8 de mar. de 2010

"It's like a lamp. Suddenly, you're turned off". That's what my grandfather said me last week, after recovering from a heart attack - the first one of many others which resulted in a painfull restlessness of all my family for the past entire week, until last friday when he finally passed out. 82 years old.

Few months ago he told me that this year he and my grandmother would celebrate 60 years married, the diamond wedding anniversary. Even though my grandmother seems a bit uncomfortable with that demonstration of advanced ages, he was telling me with a kind of proud in his eyes and I saw that it could not be entirely understandable for me and, even most relevant, probably neither for the most of the people in the whole world.

And I can hear my grandmother whispering "What we will do without you from now on?" when she thinks that she's alone, and actually I got sometimes those thoughts for myself. But now I can see that it's not possible to be without him. After some meditation I'm sure that I'd not be the one I am nowadays if i didn't had met him. He was an artist. Despite of the fact that he never had handled a pencil or a guitar, he was a real artist. He was a dreamer, a worker, a lover, a planner everything always intensely merged, like indissociable. He could build everything. Houses, planes, TVs, swords, toys, everything. He showed me that I must be proud of my work and the only way to reach it is doing it always with 'something more'. And after some time I can figure out that I can't actually enumerate all the things that I've learned with him.
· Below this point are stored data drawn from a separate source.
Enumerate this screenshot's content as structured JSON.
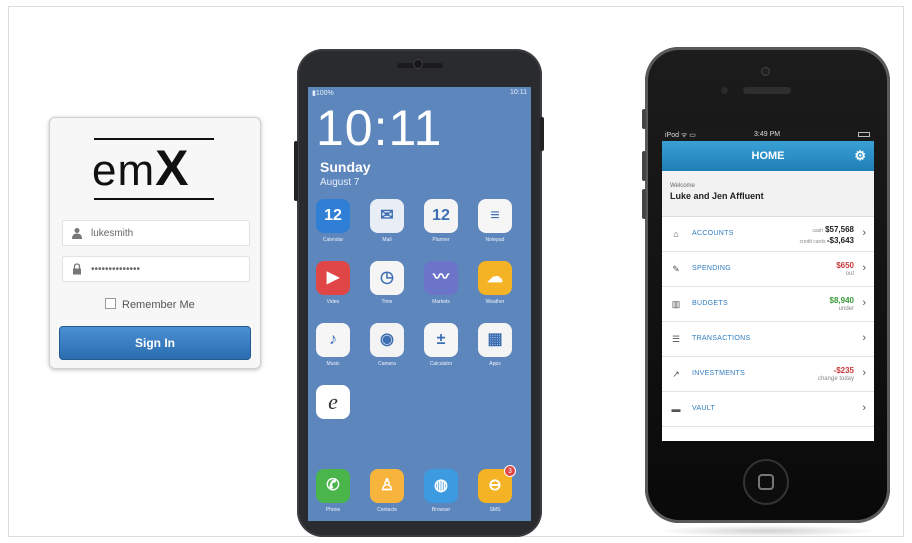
{
  "login": {
    "logo_text": "em",
    "logo_x": "X",
    "username": "lukesmith",
    "password": "••••••••••••••",
    "remember_label": "Remember Me",
    "signin_label": "Sign In"
  },
  "android": {
    "status_left": "▮100%",
    "status_right": "10:11",
    "clock": "10:11",
    "day": "Sunday",
    "date": "August 7",
    "apps": [
      {
        "label": "Calendar",
        "glyph": "12",
        "icon": "calendar-icon",
        "color": "#2f7fd6"
      },
      {
        "label": "Mail",
        "glyph": "✉",
        "icon": "mail-icon",
        "color": "#e9eef6"
      },
      {
        "label": "Planner",
        "glyph": "12",
        "icon": "planner-icon",
        "color": "#f4f4f4"
      },
      {
        "label": "Notepad",
        "glyph": "≡",
        "icon": "notepad-icon",
        "color": "#f6f6f6"
      },
      {
        "label": "Video",
        "glyph": "▶",
        "icon": "video-icon",
        "color": "#e04646"
      },
      {
        "label": "Time",
        "glyph": "◷",
        "icon": "clock-icon",
        "color": "#f5f5f5"
      },
      {
        "label": "Markets",
        "glyph": "〰",
        "icon": "markets-icon",
        "color": "#6c74c9"
      },
      {
        "label": "Weather",
        "glyph": "☁",
        "icon": "weather-icon",
        "color": "#f3b324"
      },
      {
        "label": "Music",
        "glyph": "♪",
        "icon": "music-icon",
        "color": "#f6f6f6"
      },
      {
        "label": "Camera",
        "glyph": "◉",
        "icon": "camera-icon",
        "color": "#f3f3f3"
      },
      {
        "label": "Calculator",
        "glyph": "±",
        "icon": "calculator-icon",
        "color": "#f6f6f6"
      },
      {
        "label": "Apps",
        "glyph": "▦",
        "icon": "apps-icon",
        "color": "#f4f4f4"
      },
      {
        "label": "",
        "glyph": "e",
        "icon": "browser-e-icon",
        "color": "#ffffff"
      }
    ],
    "dock": [
      {
        "label": "Phone",
        "glyph": "✆",
        "icon": "phone-icon",
        "color": "#49b54b"
      },
      {
        "label": "Contacts",
        "glyph": "♙",
        "icon": "contacts-icon",
        "color": "#f6b43c"
      },
      {
        "label": "Browser",
        "glyph": "◍",
        "icon": "globe-icon",
        "color": "#3c9be0"
      },
      {
        "label": "SMS",
        "glyph": "⊖",
        "icon": "sms-icon",
        "color": "#f3b324",
        "badge": "3"
      }
    ]
  },
  "iphone": {
    "status_left": "iPod ᯤ ▭",
    "status_center": "3:49 PM",
    "nav_title": "HOME",
    "welcome_label": "Welcome",
    "welcome_name": "Luke and Jen Affluent",
    "rows": [
      {
        "label": "ACCOUNTS",
        "icon": "bank-icon",
        "glyph": "⌂",
        "v1_prefix": "cash",
        "v1": "$57,568",
        "v1_color": "dark",
        "v2_prefix": "credit cards",
        "v2": "-$3,643"
      },
      {
        "label": "SPENDING",
        "icon": "pencil-icon",
        "glyph": "✎",
        "v1": "$650",
        "v1_color": "red",
        "v2": "out"
      },
      {
        "label": "BUDGETS",
        "icon": "bars-icon",
        "glyph": "▥",
        "v1": "$8,940",
        "v1_color": "green",
        "v2": "under"
      },
      {
        "label": "TRANSACTIONS",
        "icon": "list-icon",
        "glyph": "☰",
        "v1": "",
        "v1_color": "dark",
        "v2": ""
      },
      {
        "label": "INVESTMENTS",
        "icon": "chart-icon",
        "glyph": "↗",
        "v1": "-$235",
        "v1_color": "red",
        "v2": "change today"
      },
      {
        "label": "VAULT",
        "icon": "folder-icon",
        "glyph": "▬",
        "v1": "",
        "v1_color": "dark",
        "v2": ""
      }
    ]
  }
}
They're just there, they're just me. And all I can think is that even without knowing it, someone will, someday, somehow, embrace my grandpa's thoughts through my thoughts. As matter becomes to new matter, thoughts becomes to new thoughts - and thus each part of a man has a chance to live forever, although not together. And I'm feeling well now because I'm sure that he is close to me more than ever, in my blood and in my mind. If there's a soul in fact, it doesn't matter. Even without it, I have now a best concept to proudly answer that so asked question "is there something more after life?" - Yes, there is. And I don't care if someday i'm not gonna be here to watch it.

Thanks, vô. It's precisely like a lamp. It shines.